SMOLLETT TOBIAS GEORGE (1721-1771)
La destinée de Smollett, né dans les brumes d'Écosse et mort au soleil de la Méditerranée, ressortit encore plus étroitement que celle de son rival Fielding à l'univers picaresque. On y retrouve, programmé dès l'enfance, le thème de l'orphelin de bonne famille livré à la charité d'un tuteur, rudoyé par ses maîtres, jalousé par les domestiques et obligé très tôt de se débrouiller dans le monde. Au contact des gens, l'ingénuité, la candeur se dissipent, les instincts généreux tournent à l'aigre, le regard s'offusque d'un voile jaune. Le jeune homme voyage à travers la vie, sur les routes de la terre et de l'océan, amassant, à défaut de mousse, beaucoup d'expérience ; et cette expérience se teinte de plus en plus d'amertume à mesure qu'il avance en âge.

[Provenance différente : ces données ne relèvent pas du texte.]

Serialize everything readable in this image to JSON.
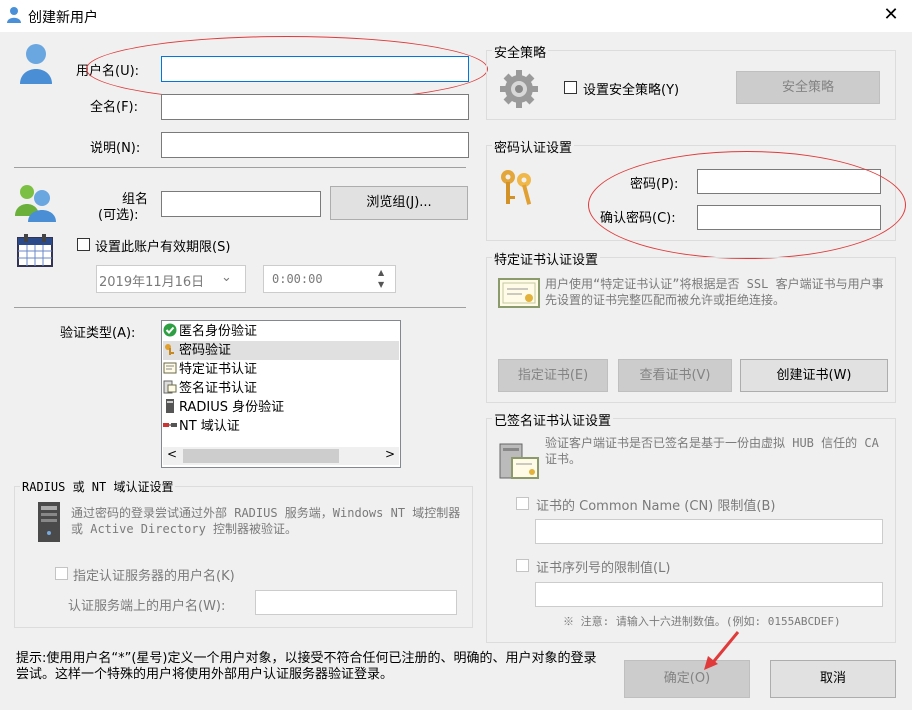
{
  "window": {
    "title": "创建新用户",
    "close_glyph": "✕"
  },
  "user": {
    "username_label": "用户名(U):",
    "username_value": "",
    "fullname_label": "全名(F):",
    "fullname_value": "",
    "description_label": "说明(N):",
    "description_value": ""
  },
  "group": {
    "label_line1": "组名",
    "label_line2": "(可选):",
    "value": "",
    "browse_button": "浏览组(J)..."
  },
  "expiry": {
    "checkbox_label": "设置此账户有效期限(S)",
    "date_value": "2019年11月16日",
    "time_value": "0:00:00"
  },
  "auth_type": {
    "label": "验证类型(A):",
    "items": [
      {
        "label": "匿名身份验证",
        "icon": "check-shield-icon"
      },
      {
        "label": "密码验证",
        "icon": "keys-icon"
      },
      {
        "label": "特定证书认证",
        "icon": "certificate-icon"
      },
      {
        "label": "签名证书认证",
        "icon": "signed-certificate-icon"
      },
      {
        "label": "RADIUS 身份验证",
        "icon": "server-icon"
      },
      {
        "label": "NT 域认证",
        "icon": "domain-icon"
      }
    ],
    "selected_index": 1
  },
  "radius": {
    "title": "RADIUS 或 NT 域认证设置",
    "description": "通过密码的登录尝试通过外部 RADIUS 服务端，Windows NT 域控制器或 Active Directory 控制器被验证。",
    "checkbox_label": "指定认证服务器的用户名(K)",
    "server_user_label": "认证服务端上的用户名(W):",
    "server_user_value": ""
  },
  "security_policy": {
    "title": "安全策略",
    "checkbox_label": "设置安全策略(Y)",
    "button": "安全策略"
  },
  "password": {
    "title": "密码认证设置",
    "password_label": "密码(P):",
    "password_value": "",
    "confirm_label": "确认密码(C):",
    "confirm_value": ""
  },
  "specific_cert": {
    "title": "特定证书认证设置",
    "description": "用户使用“特定证书认证”将根据是否 SSL 客户端证书与用户事先设置的证书完整匹配而被允许或拒绝连接。",
    "assign_button": "指定证书(E)",
    "view_button": "查看证书(V)",
    "create_button": "创建证书(W)"
  },
  "signed_cert": {
    "title": "已签名证书认证设置",
    "description": "验证客户端证书是否已签名是基于一份由虚拟 HUB 信任的 CA 证书。",
    "cn_label": "证书的 Common Name (CN) 限制值(B)",
    "cn_value": "",
    "serial_label": "证书序列号的限制值(L)",
    "serial_value": "",
    "note": "※ 注意: 请输入十六进制数值。(例如: 0155ABCDEF)"
  },
  "footer": {
    "hint": "提示:使用用户名“*”(星号)定义一个用户对象，以接受不符合任何已注册的、明确的、用户对象的登录尝试。这样一个特殊的用户将使用外部用户认证服务器验证登录。",
    "ok_button": "确定(O)",
    "cancel_button": "取消"
  },
  "colors": {
    "annotation_red": "#e03a3a",
    "focus_blue": "#0078d7",
    "dialog_bg": "#f0f0f0"
  }
}
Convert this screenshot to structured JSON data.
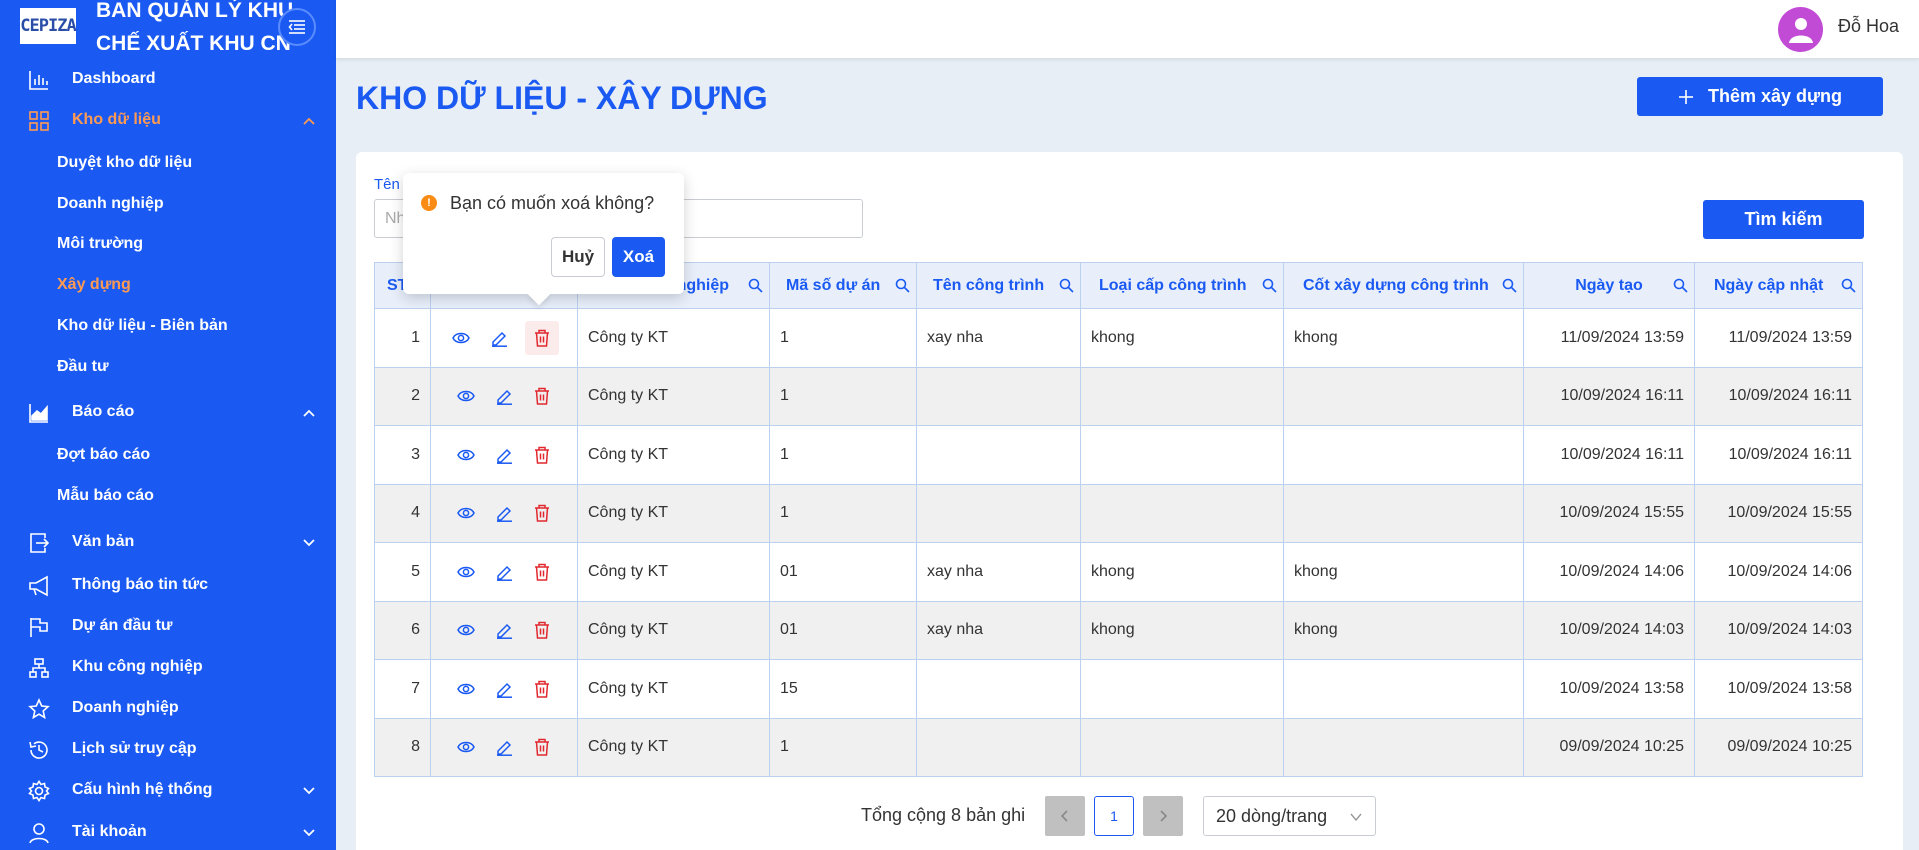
{
  "app": {
    "brand_logo": "CEPIZA",
    "brand_title_line1": "BAN QUẢN LÝ KHU",
    "brand_title_line2": "CHẾ XUẤT KHU CN"
  },
  "sidebar": {
    "items": [
      {
        "label": "Dashboard",
        "icon": "bar-chart-icon"
      },
      {
        "label": "Kho dữ liệu",
        "icon": "grid-icon",
        "active": true,
        "expanded": true
      },
      {
        "label": "Báo cáo",
        "icon": "area-chart-icon",
        "expanded": true
      },
      {
        "label": "Văn bản",
        "icon": "document-export-icon"
      },
      {
        "label": "Thông báo tin tức",
        "icon": "megaphone-icon"
      },
      {
        "label": "Dự án đầu tư",
        "icon": "flag-icon"
      },
      {
        "label": "Khu công nghiệp",
        "icon": "network-icon"
      },
      {
        "label": "Doanh nghiệp",
        "icon": "star-icon"
      },
      {
        "label": "Lịch sử truy cập",
        "icon": "history-icon"
      },
      {
        "label": "Cấu hình hệ thống",
        "icon": "gear-icon"
      },
      {
        "label": "Tài khoản",
        "icon": "user-icon"
      }
    ],
    "kho_sub": [
      "Duyệt kho dữ liệu",
      "Doanh nghiệp",
      "Môi trường",
      "Xây dựng",
      "Kho dữ liệu - Biên bản",
      "Đầu tư"
    ],
    "bao_cao_sub": [
      "Đợt báo cáo",
      "Mẫu báo cáo"
    ]
  },
  "header": {
    "user_name": "Đỗ Hoa"
  },
  "page": {
    "title": "KHO DỮ LIỆU - XÂY DỰNG",
    "add_button": "Thêm xây dựng",
    "filter_label": "Tên",
    "filter_placeholder": "Nh",
    "search_button": "Tìm kiếm"
  },
  "table": {
    "columns": [
      "ST",
      "",
      "nghiệp",
      "Mã số dự án",
      "Tên công trình",
      "Loại cấp công trình",
      "Cốt xây dựng công trình",
      "Ngày tạo",
      "Ngày cập nhật"
    ],
    "rows": [
      {
        "stt": "1",
        "dn": "Công ty KT",
        "ma": "1",
        "ten": "xay nha",
        "loai": "khong",
        "cot": "khong",
        "tao": "11/09/2024 13:59",
        "cn": "11/09/2024 13:59"
      },
      {
        "stt": "2",
        "dn": "Công ty KT",
        "ma": "1",
        "ten": "",
        "loai": "",
        "cot": "",
        "tao": "10/09/2024 16:11",
        "cn": "10/09/2024 16:11"
      },
      {
        "stt": "3",
        "dn": "Công ty KT",
        "ma": "1",
        "ten": "",
        "loai": "",
        "cot": "",
        "tao": "10/09/2024 16:11",
        "cn": "10/09/2024 16:11"
      },
      {
        "stt": "4",
        "dn": "Công ty KT",
        "ma": "1",
        "ten": "",
        "loai": "",
        "cot": "",
        "tao": "10/09/2024 15:55",
        "cn": "10/09/2024 15:55"
      },
      {
        "stt": "5",
        "dn": "Công ty KT",
        "ma": "01",
        "ten": "xay nha",
        "loai": "khong",
        "cot": "khong",
        "tao": "10/09/2024 14:06",
        "cn": "10/09/2024 14:06"
      },
      {
        "stt": "6",
        "dn": "Công ty KT",
        "ma": "01",
        "ten": "xay nha",
        "loai": "khong",
        "cot": "khong",
        "tao": "10/09/2024 14:03",
        "cn": "10/09/2024 14:03"
      },
      {
        "stt": "7",
        "dn": "Công ty KT",
        "ma": "15",
        "ten": "",
        "loai": "",
        "cot": "",
        "tao": "10/09/2024 13:58",
        "cn": "10/09/2024 13:58"
      },
      {
        "stt": "8",
        "dn": "Công ty KT",
        "ma": "1",
        "ten": "",
        "loai": "",
        "cot": "",
        "tao": "09/09/2024 10:25",
        "cn": "09/09/2024 10:25"
      }
    ]
  },
  "pagination": {
    "total_text": "Tổng cộng 8 bản ghi",
    "current_page": "1",
    "prev": "<",
    "next": ">",
    "page_size": "20 dòng/trang"
  },
  "popconfirm": {
    "icon": "!",
    "message": "Bạn có muốn xoá không?",
    "cancel": "Huỷ",
    "ok": "Xoá"
  },
  "colors": {
    "primary": "#1a5af2",
    "active_orange": "#ff9a52",
    "danger": "#e0282e",
    "warning": "#fa8c16"
  }
}
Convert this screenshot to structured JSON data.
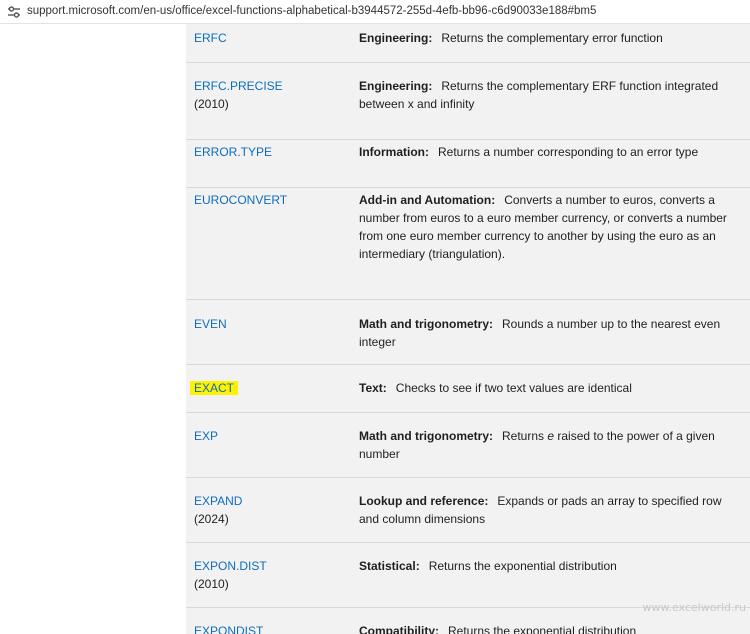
{
  "address_bar": {
    "url": "support.microsoft.com/en-us/office/excel-functions-alphabetical-b3944572-255d-4efb-bb96-c6d90033e188#bm5",
    "icon": "site-info-icon"
  },
  "rows": [
    {
      "fn": "ERFC",
      "version": "",
      "category": "Engineering:",
      "desc_before": "Returns the complementary error function",
      "emph": "",
      "desc_after": ""
    },
    {
      "fn": "ERFC.PRECISE",
      "version": "(2010)",
      "category": "Engineering:",
      "desc_before": "Returns the complementary ERF function integrated between x and infinity",
      "emph": "",
      "desc_after": ""
    },
    {
      "fn": "ERROR.TYPE",
      "version": "",
      "category": "Information:",
      "desc_before": "Returns a number corresponding to an error type",
      "emph": "",
      "desc_after": ""
    },
    {
      "fn": "EUROCONVERT",
      "version": "",
      "category": "Add-in and Automation:",
      "desc_before": "Converts a number to euros, converts a number from euros to a euro member currency, or converts a number from one euro member currency to another by using the euro as an intermediary (triangulation).",
      "emph": "",
      "desc_after": ""
    },
    {
      "fn": "EVEN",
      "version": "",
      "category": "Math and trigonometry:",
      "desc_before": "Rounds a number up to the nearest even integer",
      "emph": "",
      "desc_after": ""
    },
    {
      "fn": "EXACT",
      "version": "",
      "category": "Text:",
      "desc_before": "Checks to see if two text values are identical",
      "emph": "",
      "desc_after": "",
      "highlighted": true
    },
    {
      "fn": "EXP",
      "version": "",
      "category": "Math and trigonometry:",
      "desc_before": "Returns ",
      "emph": "e",
      "desc_after": " raised to the power of a given number"
    },
    {
      "fn": "EXPAND",
      "version": "(2024)",
      "category": "Lookup and reference:",
      "desc_before": "Expands or pads an array to specified row and column dimensions",
      "emph": "",
      "desc_after": ""
    },
    {
      "fn": "EXPON.DIST",
      "version": "(2010)",
      "category": "Statistical:",
      "desc_before": "Returns the exponential distribution",
      "emph": "",
      "desc_after": ""
    },
    {
      "fn": "EXPONDIST",
      "version": "",
      "category": "Compatibility:",
      "desc_before": "Returns the exponential distribution",
      "emph": "",
      "desc_after": ""
    }
  ],
  "watermark": "www.excelworld.ru",
  "colors": {
    "link": "#0f6cbd",
    "highlight": "#fff200",
    "row_bg": "#f2f2f2",
    "border": "#d9d9d9"
  }
}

L'aventure de Smollett se résume par un mot : grief. L'écrivain en a voulu aux gens du Sud qui se moquaient de son accent, aux mécènes qui le laissaient moisir dans leurs antichambres, aux directeurs de théâtre qui l'abreuvaient de bonnes paroles. Le médecin n'a jamais pardonné aux malades qui le boudaient, aux confrères qui lui faisaient concurrence, aux apothicaires qui broyaient mal ses médicaments. Le touriste en Provence et sur la côte tyrrhénienne inaugure la lignée des « milords » fondateurs de promenades, mécontents de la chère et du gîte, luttant contre les punaises et les aubergistes, cahotés sur les routes poudreuses, sollicités par des filles sans joie. Mais tous ces mouvements de bile sont d'un excellent homme, doué d'esprit critique et d'un sens aigu de l'observation, qui transmue souvent ses humeurs en humour. Et l'évolution de l'artiste vers une sorte de libéralisme acariâtre, de misanthropie à visage humain culminera dans le personnage de Mathew Bramble, sa dernière création romanesque.
Une vie picaresque
Né dans le Dunbartonshire d'une famille de squires d'origine normande, Tobias George Smollett, confié jeune à la garde d'un aïeul distant et autoritaire, ne connut pas une enfance très heureuse. De solides études classiques à Dunbarton et Glasgow l'en consoleront. En 1739, il s'en va chercher fortune en Angleterre. Dans sa poche, une lettre de recommandation pour le secrétaire d'État aux Affaires écossaises et le manuscrit du Régicide. Il ne recueille à Londres que de bonnes paroles. Alors il passe le brevet de barbier-chirurgien et s'embarque comme aide sur un navire de guerre en 1740. Il participe à l'expédition des Antilles qui se solda par un fiasco pour l'escadre anglaise. À la Jamaïque, il rencontre la jolie Ann Lascelle, héritière de nègres et de canne à sucre, qu'il épousera. De retour en métropole, il pratique la médecine sans grand succès. Heureusement, sa femme a des rentes ! Il reprend ses activités littéraires. Les Tears of Scotland (1746) lui sont inspirés par les malheurs de sa terre natale au lendemain de la bataille où s'acheva l'équipée du prince Charles. Les Adventures of Roderick Random (1748) transposèrent deux ans plus tard ses propres aventures, avec un luxe de détails cliniques. C'est sa première grande œuvre romanesque. Après un voyage à Paris avec sa famille, où il rencontre Marc Akenside et d'autres Écossais en exil, il publie en 1751 les Adventures of Peregrine Pickle, longue improvisation satirique et réaliste. Parallèlement il s'adonne à des recherches politiques et historiques assez lucratives pour le compte d'éditeurs de la place. Il assume la rédaction de diverses revues, dont la Critical Review et le British Magazine. C'est pour faire face à ses multiples obligations qu'il fonde à ce moment l'usine littéraire si bien décrite dans Humphrey Clinker, où d'obscurs griffonneurs logés et nourris par ses soins compilent pour[...]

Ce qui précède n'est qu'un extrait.